There's been surprisingly little discussion about the underlying assumption in this story. Neither the status quo, nor the status quo ante are even remotely like democracy. The original US assumption was that was that any resistance to occupation amongst the hitherto dominant Sunni minority would be outweighed and overmatched by a grateful (and pro-USA) Shi'ite majority. When that didn't work the US occupiers plumped for working with a de-facto alliance between the secular Kurds [the KDP and PUK ] and the conservative sectarian Shiite movement SCIRI. SCIRI the reasoning went would work with the Kurds to prevent the emergence of a nationalist and pan-Iraq resistance. This strategy worked in 2004 but was overtaken by events. Specifically it was overtaken by the transformation of passive resistance to the occupation into active support for armed resistance even in the overwhelmingly Shi'ite south. At this point the occupiers opted for divide et impera. Special Police Commandos and the Badr corps death squads operating out of the Defense and Interior ministries targeted both Sunni leaders and the Mehdi militia. The results from a news point of view have been spectacularly gruesome but have failed to.

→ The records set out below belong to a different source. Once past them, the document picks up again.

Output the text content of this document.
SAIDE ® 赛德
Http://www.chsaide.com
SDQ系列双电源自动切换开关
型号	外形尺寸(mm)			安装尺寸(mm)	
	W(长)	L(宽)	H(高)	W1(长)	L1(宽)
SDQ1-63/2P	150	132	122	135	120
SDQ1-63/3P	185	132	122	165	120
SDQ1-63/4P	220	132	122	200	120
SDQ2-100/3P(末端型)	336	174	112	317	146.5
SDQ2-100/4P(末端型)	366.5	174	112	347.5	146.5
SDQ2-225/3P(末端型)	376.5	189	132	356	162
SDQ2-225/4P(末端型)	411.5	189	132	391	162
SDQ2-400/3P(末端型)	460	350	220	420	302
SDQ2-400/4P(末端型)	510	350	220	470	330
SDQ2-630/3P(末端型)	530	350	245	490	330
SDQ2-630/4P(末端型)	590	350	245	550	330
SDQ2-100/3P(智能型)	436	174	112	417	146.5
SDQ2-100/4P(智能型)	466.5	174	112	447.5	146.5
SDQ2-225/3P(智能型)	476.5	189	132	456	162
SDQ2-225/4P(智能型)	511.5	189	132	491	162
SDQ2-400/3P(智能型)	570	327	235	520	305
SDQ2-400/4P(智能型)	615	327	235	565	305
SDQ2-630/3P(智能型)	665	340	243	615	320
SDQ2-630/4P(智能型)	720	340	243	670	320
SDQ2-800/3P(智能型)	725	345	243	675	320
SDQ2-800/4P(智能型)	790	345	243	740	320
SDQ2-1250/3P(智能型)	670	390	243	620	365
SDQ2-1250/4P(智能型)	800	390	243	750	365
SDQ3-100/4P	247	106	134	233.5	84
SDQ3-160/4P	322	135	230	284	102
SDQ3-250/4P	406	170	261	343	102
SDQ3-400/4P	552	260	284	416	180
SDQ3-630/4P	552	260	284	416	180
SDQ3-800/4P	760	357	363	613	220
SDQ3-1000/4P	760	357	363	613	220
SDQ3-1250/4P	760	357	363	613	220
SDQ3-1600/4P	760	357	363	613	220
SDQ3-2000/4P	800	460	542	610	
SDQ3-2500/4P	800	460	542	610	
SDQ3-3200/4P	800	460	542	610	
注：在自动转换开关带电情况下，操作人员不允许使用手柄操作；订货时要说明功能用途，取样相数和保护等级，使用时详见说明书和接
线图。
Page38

  • Disrupt the growing connections between al-Sadr's movement and Sunni militias.
  • Reduce the level of dissatisfaction with the green zone government's performance.
  • Reduce the level of attacks upon occupation forces.

Public dissent is now such that Maliki was forced to reshuffle his cabinet and criticise and apologise for the recent combined US/Iraqi attack on Sadr city. Far from dropping NYT article makes plain the level of attacks upon occupation forces has escalated and that the attacks are growing both in scale and sophistication as are the attacks upon areas controlled by SCIRI. the traditional Shi'ite establisment is becoming worried that they can no longer restrain their followers:

"We fear the coming of a day when we cannot restrain a revolution of the people, with all its unsavoury consequences." Grand Ayatollah Bashir al-Najafi reported in Azaman [AR].

So now the US is considering getting rid of 'their' man?

"Al-Maliki became prime minister only because the U.S. and Britain were determined to get rid of his predecessor, Ibrahim al-Jaafari. Al-Maliki is inexperienced, personally isolated without his own kitchen cabinet, guarded by U.S. guards and heavily reliant on shadowy U.S. advisers.

The quasi-colonial nature of the Iraqi government may not be obvious to outsiders who see that it has been democratically elected. But its independence has always been a mirage."

Such a step would be a disaster for the occupation. Its effect would be to galvanise the various resistance movements into unity and greatly assist al-Sadr's attempts to create a pan-Iraqi political coalition. The US has already committed the bulk of its reserve from Kuwait and would need to send in thousands more troops into Baghdad alone. I can't see that happening given the state of American public opinion. The interesting thing about this story is the mere fact that they should be considering such a step. It indicates the the dire straits in which the occupation finds itself.